As it stands, this would return false if you add() a time between clicks that is unrealistically small (as defined in the constructor) and returns the assessment of it being a bot with valid() periodically.

It would also be smart to not recalculate min mean an max like that because that takes time.

import java.util.Stack;

public class Analyser extends Stack<Long> {

    int maxsize;
    long minIntervalInMs;
    float percentRange;

    /**
     *
     * @param maxsize how many data points should be stored
     * @param minIntervalInMs what is the minimum valid input interval, e.g. 100
     * for 100 ms
     * @param percentRange [0.0f - 1.0f] what deviation from mean is probably
     * valid? e.g. 0.05f means that +- 5% around the mean of all values is valid
     */
    public Analyser(int maxsize, long minIntervalInMs, float percentRange) {
        super();
        this.maxsize = maxsize;
        this.minIntervalInMs = minIntervalInMs;
        this.percentRange = percentRange;
    }

    /**
     *
     * @param timeSinceLastAction
     * @return is the input time valid, i.e. longer than the minIntervalInMs
     */
    @Override
    public boolean add(Long timeSinceLastAction) {
        add(0, timeSinceLastAction);
        if (size() > maxsize) {
            pop();
        }
        return timeSinceLastAction >= minIntervalInMs;
    }

    /**
     *
     * @return under given parameters, is the input valid (returns true when
     * not enough data available)
     */
    public boolean valid() {
        if (size() < maxsize) {
            return true;
        }
        float min = Float.POSITIVE_INFINITY;
        float max = Float.NEGATIVE_INFINITY;
        long mean = 0;
        for (int i = 0; i < size(); i++) {
            long v = get(i);
            min = Math.min(v, min);
            max = Math.max(v, max);
            mean += v;
        }
        mean /= size();
        float v_min = min / mean;
        float v_max = max / mean;
        return v_min <= 1 - percentRange && v_max >= 1 + percentRange;
    }

    public static void main(String[] args) {
        Analyser analyser = new Analyser(100000, 1000, .05f);
        for (int i = 0; i < 100000; i++) {
            analyser.add((long) (1000 + 100 * Math.random()));
        }
        System.out.println(analyser.valid());
    }
}

Answer 2

import android.os.Bundle;
import android.view.View;
import android.widget.Button;
import androidx.appcompat.app.AppCompatActivity;

public class MainActivity extends AppCompatActivity {
    private Button button;
    private long lastClickTime = 0; // Initialize the time of the last click
    private final long maxInterval = 100; // Set the maximum allowed interval in milliseconds

    @Override
    protected void onCreate(Bundle savedInstanceState) {
        super.onCreate(savedInstanceState);
        setContentView(R.layout.activity_main);

        button = findViewById(R.id.button);
        
        button.setOnClickListener(new View.OnClickListener() {
            @Override
            public void onClick(View v) {
                long currentTime = System.currentTimeMillis();
                long clickInterval = currentTime - lastClickTime;
                
                if (clickInterval < maxInterval) {
                    // Handle the case of a potentially automated click (e.g., show CAPTCHA)
                    // You can implement your CAPTCHA logic here.
                } else {
                    // Handle the normal user interaction
                }
                
                lastClickTime = currentTime;
            }
        });
    }
}

In this code:

We use a lastClickTime variable to store the time of the last click.

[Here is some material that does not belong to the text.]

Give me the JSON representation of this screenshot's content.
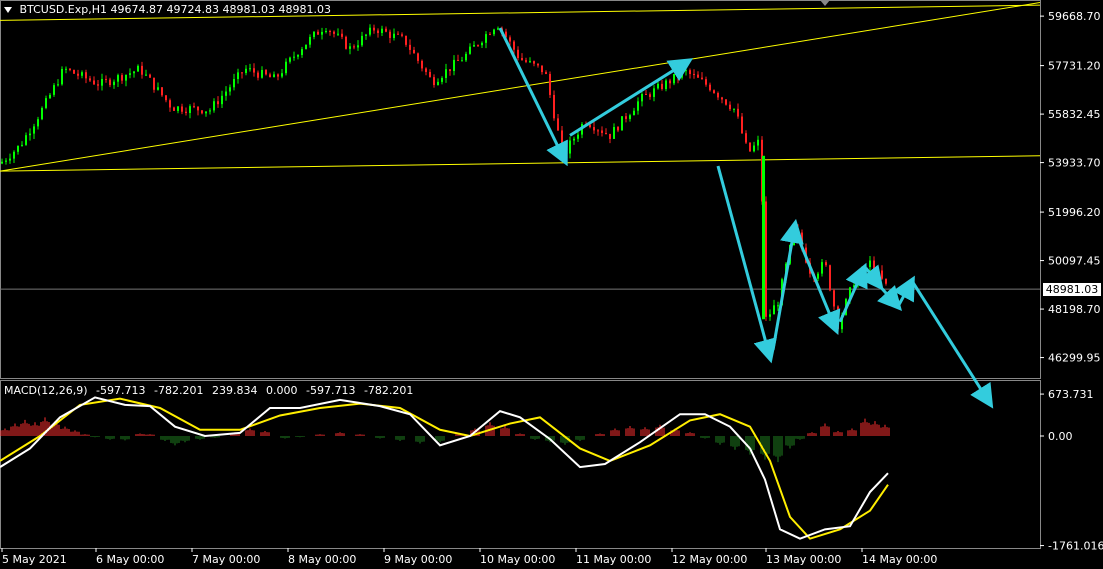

The maxInterval variable represents the maximum allowed time interval between clicks. In this example, it's set to 100 milliseconds, but you can adjust it according to your needs.

When the button is clicked, the code calculates the time interval since the last click and checks if it's less than the maxInterval. If the interval is shorter than the allowed maximum, you can implement your CAPTCHA logic or any other action to deal with potentially automated behavior.